WHEREAS, the Occupation Safety and Health Act’s reference to “substances or agents” strongly suggests that OSHA’s ETS power is meant to target workplace hazards like dangerous chemicals and not naturally occurring hazards like viruses; and

WHEREAS, decisions regarding any vaccine mandate properly belong to the states, not the federal government, and United States Supreme Court precedents on the validity of vaccine mandates under Jacobson v. Massachusetts, 197 U.S. 11 (1905) and Zucht v.
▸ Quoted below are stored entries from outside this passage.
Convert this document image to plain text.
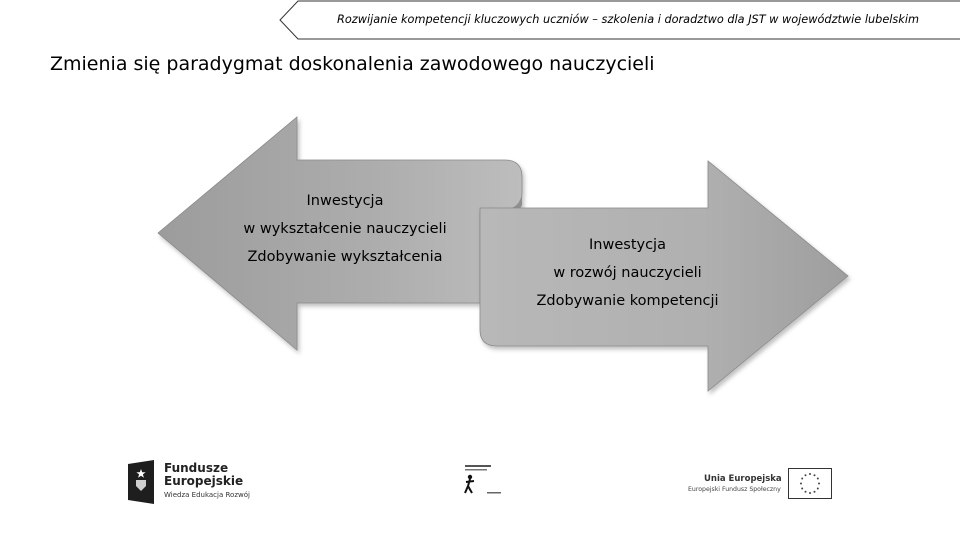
Rozwijanie kompetencji kluczowych uczniów – szkolenia i doradztwo dla JST w województwie lubelskim
Zmienia się paradygmat doskonalenia zawodowego nauczycieli
Inwestycja
w wykształcenie nauczycieli
Zdobywanie wykształcenia
Inwestycja
w rozwój nauczycieli
Zdobywanie kompetencji
Fundusze
Europejskie
Wiedza Edukacja Rozwój
Unia Europejska
Europejski Fundusz Społeczny
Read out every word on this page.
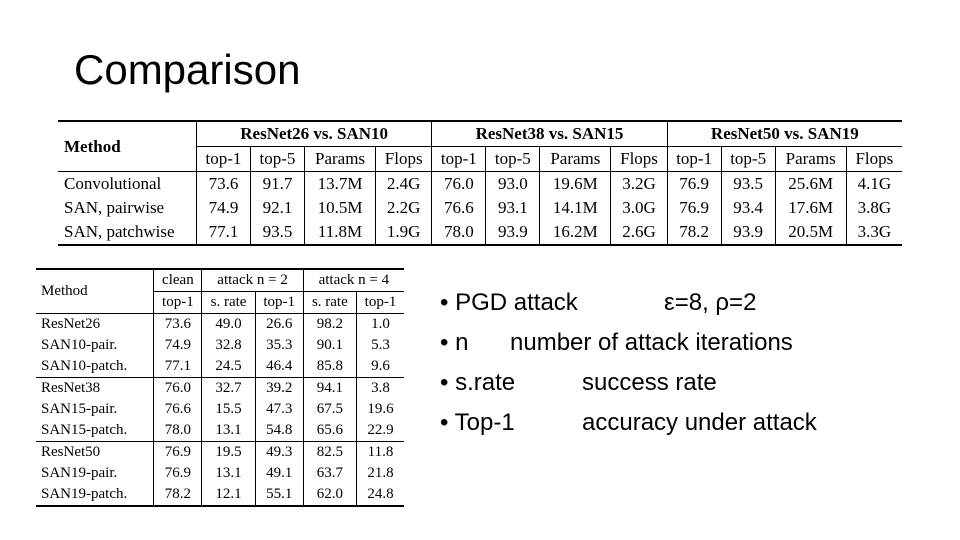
Comparison
Method	ResNet26 vs. SAN10				ResNet38 vs. SAN15				ResNet50 vs. SAN19			
	top-1	top-5	Params	Flops	top-1	top-5	Params	Flops	top-1	top-5	Params	Flops
Convolutional	73.6	91.7	13.7M	2.4G	76.0	93.0	19.6M	3.2G	76.9	93.5	25.6M	4.1G
SAN, pairwise	74.9	92.1	10.5M	2.2G	76.6	93.1	14.1M	3.0G	76.9	93.4	17.6M	3.8G
SAN, patchwise	77.1	93.5	11.8M	1.9G	78.0	93.9	16.2M	2.6G	78.2	93.9	20.5M	3.3G
Method	clean	attack n = 2		attack n = 4	
	top-1	s. rate	top-1	s. rate	top-1
ResNet26	73.6	49.0	26.6	98.2	1.0
SAN10-pair.	74.9	32.8	35.3	90.1	5.3
SAN10-patch.	77.1	24.5	46.4	85.8	9.6
ResNet38	76.0	32.7	39.2	94.1	3.8
SAN15-pair.	76.6	15.5	47.3	67.5	19.6
SAN15-patch.	78.0	13.1	54.8	65.6	22.9
ResNet50	76.9	19.5	49.3	82.5	11.8
SAN19-pair.	76.9	13.1	49.1	63.7	21.8
SAN19-patch.	78.2	12.1	55.1	62.0	24.8
• PGD attack	ε=8, ρ=2
• n number of attack iterations
• s.rate	success rate
• Top-1	accuracy under attack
King, 260 U.S. 174 (1922), involve state, not federal, laws, and are part of the broad “police powers” enjoyed by the states; and

WHEREAS, the announced executive orders and COVID-19 Action Plan are attempts by the federal government to coerce the State of Tennessee and its citizens in violation of both the United States Constitution and the Tennessee Constitution; and

WHEREAS, each member of the General Assembly has taken an oath to uphold the Constitution of Tennessee and the Constitution of the United States; and

WHEREAS, if the federal government intends to overreach its authority to the point that it assumes the traditional constitutional role of a state legislative body, it is only fitting and proper that the very existence, as well as the depth and breadth, of this federal power be condemned and challenged not just in a court of law, but also through actions of the General Assembly to nullify such federal overreach; now, therefore,

BE IT RESOLVED BY THE SENATE OF THE ONE HUNDRED TWELFTH GENERAL ASSEMBLY OF THE STATE OF TENNESSEE, THE HOUSE OF REPRESENTATIVES CONCURRING, that the State of Tennessee condemns any attempt by the federal government to penalize citizens of this State in an effort to enforce an unconstitutional mandate regarding COVID-19 vaccinations or other COVID-related restrictions and requirements.

BE IT FURTHER RESOLVED that it is the right of the Tennessee General Assembly to enact such legislation as it deems necessary to nullify actions taken by the federal government regarding COVID-19 when those actions violate the United States Constitution.

BE IT FURTHER RESOLVED that the Tennessee General Assembly urges the Attorney General and Reporter of the State of Tennessee to initiate or intervene in one or more civil actions on behalf of the State of Tennessee or, in the alternative, seek appropriate relief in a federal court of competent jurisdiction regarding COVID-19 mandates issued by the federal government, and any actions taken by the federal government, including the President of the United States, the head of any department or agency, or any other employee of the executive branch of the federal government, in violation of federal law or as prohibited by the Tenth Amendment to the United States Constitution, or any other statutory or constitutional provisions of the United States or the State of Tennessee, with respect to the implementation or enforcement in this State of any provision of the federal government’s mandate that requires citizens of this State to either receive a COVID-19 vaccination or submit to routine testing.

BE IT FURTHER RESOLVED, that a certified copy of this resolution be transmitted to the Attorney General and Reporter of Tennessee.